11. Fairy Tales — Peri Bacaları

12. Sparrow — Serçe

Yazıyı okurken albümü dinlemek isteyenler için dev hizmetimiz için tıklayın.

Albümün Kısa Hikayesi

Moğollar | Düm-Tek (1975, Coşkun Plak)

1967 yılında yola çıkan Moğollar’ın soluksuz ilk dönemi 1976’ya kadar devam ediyor. Bu süreçte 45’liklerle başlayan müzik yolculuğu daha sonra 33’lük albümlerle tamamlanırken Moğollar’ın zaman tünelinde en özel dönüm noktalarından biri Cem Karaca ile olan birliktelikleri oluyor. Bunun ardından ise Cahit Berkay ve Engin Yörükoğlu’nun Fransa serüveni başlıyor. Bundan sonraki süreçlerde iki eski dostun hayatlarını kazanmak adına müzik haricindeki alanlarda çalıştıkları dönemler var. Hatta Cahit Berkay, Fransa’daki restorancılık deneyimini pek çok söyleşisinde birinci ağızdan anlatır. Moğollar’ın Düm Tek / Hittit Sun albümü de Berkay ve Yörükoğlu’nun Fransa’da yaşamını sürdürdüğü yıllara denk düşüyor. Düm-Tek, bir yıl sonra Diskotür tarafından yayınlanacak olan Moğollar adlı albümden önce, Moğollar’ın ilk döneminin son albümlerinden biri olarak tarihe geçiyor. Bu albümün dolayısıyla ilginç bir tarafı da var zira Moğollar’ın 70’lerdeki kayıtlarıyla özdeşleşen isimlerden Taner Öngür, Murat Ses ile Cem Karaca & Moğollar birlikteliğinin davulcusu Ayzer Danga gibi isimler, bu dönemde Moğollar’da yer almıyor. Grubun daimi isimlerinden Cahit Berkay ve yine 70’lerdeki katkılarının yanı sıra 1993’ten 2010’a kadar grubun daimi üyesi olarak Moğollar ile özdeşleşen efsane isim, Cahit Berkay’ın hep ‘Ajan’ diye andığı Engin Yörükoğlu’nun haricinde albüme katkı veren müzisyenler ise bas gitarda Michel Sholet, tuşlularda da Romen Petiter.

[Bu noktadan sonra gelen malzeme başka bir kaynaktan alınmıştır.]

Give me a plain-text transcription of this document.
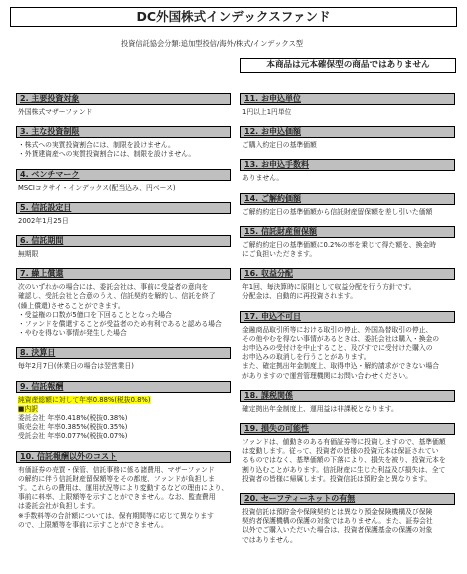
DC外国株式インデックスファンド
投資信託協会分類:追加型投信/海外/株式/インデックス型
本商品は元本確保型の商品ではありません
2. 主要投資対象
外国株式マザーファンド
3. 主な投資制限
・株式への実質投資割合には、制限を設けません。
・外貨建資産への実質投資割合には、制限を設けません。
4. ベンチマーク
MSCIコクサイ・インデックス(配当込み、円ベース)
5. 信託設定日
2002年1月25日
6. 信託期間
無期限
7. 繰上償還
次のいずれかの場合には、委託会社は、事前に受益者の意向を
確認し、受託会社と合意のうえ、信託契約を解約し、信託を終了
(繰上償還)させることができます。
・受益権の口数が5億口を下回ることとなった場合
・ファンドを償還することが受益者のため有利であると認める場合
・やむを得ない事情が発生した場合
8. 決算日
毎年2月7日(休業日の場合は翌営業日)
9. 信託報酬
純資産総額に対して年率0.88%(税抜0.8%)
■内訳
委託会社 年率0.418%(税抜0.38%)
販売会社 年率0.385%(税抜0.35%)
受託会社 年率0.077%(税抜0.07%)
10. 信託報酬以外のコスト
有価証券の売買・保管、信託事務に係る諸費用、マザーファンド
の解約に伴う信託財産留保額等をその都度、ファンドが負担しま
す。これらの費用は、運用状況等により変動するなどの理由により、
事前に料率、上限額等を示すことができません。なお、監査費用
は委託会社が負担します。
※手数料等の合計額については、保有期間等に応じて異なります
ので、上限額等を事前に示すことができません。
11. お申込単位
1円以上1円単位
12. お申込価額
ご購入約定日の基準価額
13. お申込手数料
ありません。
14. ご解約価額
ご解約約定日の基準価額から信託財産留保額を差し引いた価額
15. 信託財産留保額
ご解約約定日の基準価額に0.2%の率を乗じて得た額を、換金時
にご負担いただきます。
16. 収益分配
年1回、毎決算時に原則として収益分配を行う方針です。
分配金は、自動的に再投資されます。
17. 申込不可日
金融商品取引所等における取引の停止、外国為替取引の停止、
その他やむを得ない事情があるときは、委託会社は購入・換金の
お申込みの受付けを中止すること、及びすでに受付けた購入の
お申込みの取消しを行うことがあります。
また、確定拠出年金制度上、取得申込・解約請求ができない場合
がありますので運営管理機関にお問い合わせください。
18. 課税関係
確定拠出年金制度上、運用益は非課税となります。
19. 損失の可能性
ファンドは、値動きのある有価証券等に投資しますので、基準価額
は変動します。従って、投資者の皆様の投資元本は保証されてい
るものではなく、基準価額の下落により、損失を被り、投資元本を
割り込むことがあります。信託財産に生じた利益及び損失は、全て
投資者の皆様に帰属します。投資信託は預貯金と異なります。
20. セーフティーネットの有無
投資信託は預貯金や保険契約とは異なり預金保険機構及び保険
契約者保護機構の保護の対象ではありません。また、証券会社
以外でご購入いただいた場合は、投資者保護基金の保護の対象
ではありません。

Moğollar’ın ve Cahit Berkay’ın ortaya koyduğu birçok eser, zihnimize ve belleğimize o kadar çeşitli kanallardan dahil oluyor ki dinlediğimiz şarkıların ismi neydi, biz onu ilk nerede duymuştuk, acaba hangi filmde dinlemiştik gibi birçok soruyu aynı anda soruyoruz. Düm-Tek albümü de isim olarak aşina olmasanız bile eminim ki birçok parçasını en azından bir kere duymuş olduğunuz bir albümdür. Moğollar’ın müziği, hele ki o dönemki müziği hayatımızın her yerinde. Kaç kuşağı aynı filmlerde birleştirdiğini sayamadığımız filmler başta olmak üzere hayatımızın birçok alanında bu seslere aşinayız.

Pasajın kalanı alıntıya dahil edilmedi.